If you expand the horizontal extent of your graph and look closely, you'll see that vertical lines at the major grid lines are each shifted slightly (i.e., by 1 hour) to the left of the major grid lines, which are at midnight of each day.

You can have points plotted by day (without regard to hour) by using as.Date(timestamp) in your code. Another option is to keep the date/time format, but place the major grid lines exactly where you want. For example, here's how you would place grid lines each week starting at August 1 at 23:00 hours, but set the labels to be just the date without the time:

f3 + scale_x_datetime(breaks=seq(min(mel.ob$timestamp), max(mel.ob$timestamp), 
                                 by="1 week"),
                      labels=as.Date(seq(min(mel.ob$timestamp), max(mel.ob$timestamp), 
                                     by="1 week")))

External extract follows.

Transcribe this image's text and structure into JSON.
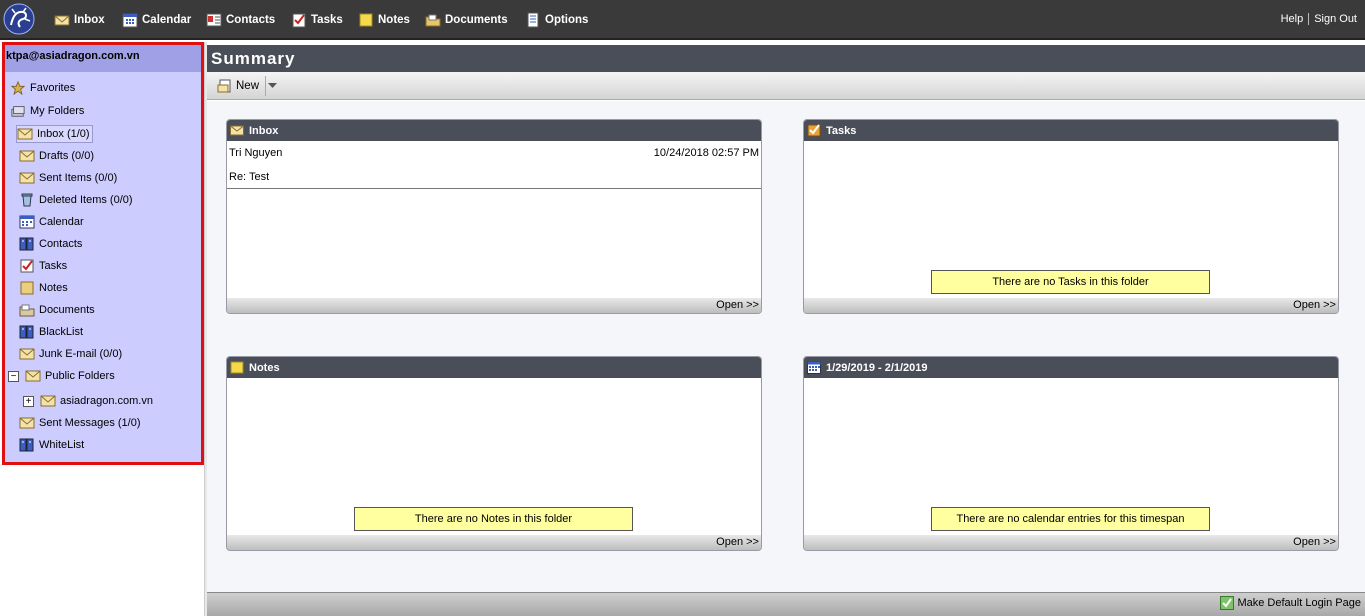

Just as an additional note, date/time formats in R are really just numeric variables with a date/time class added. Class POSIXct is the number of seconds since 1/1/1970 00:00:00 (in the UTC time zone), while class Date is the number of days since 1/1/1970. ggplot is plotting these numerical values but with breaks and labels appropriate for the corresponding date classes. You can see the underlying numeric values by doing as.numeric(mel.ob$timestamp) and as.numeric(as.Date(mel.ob$timestamp)).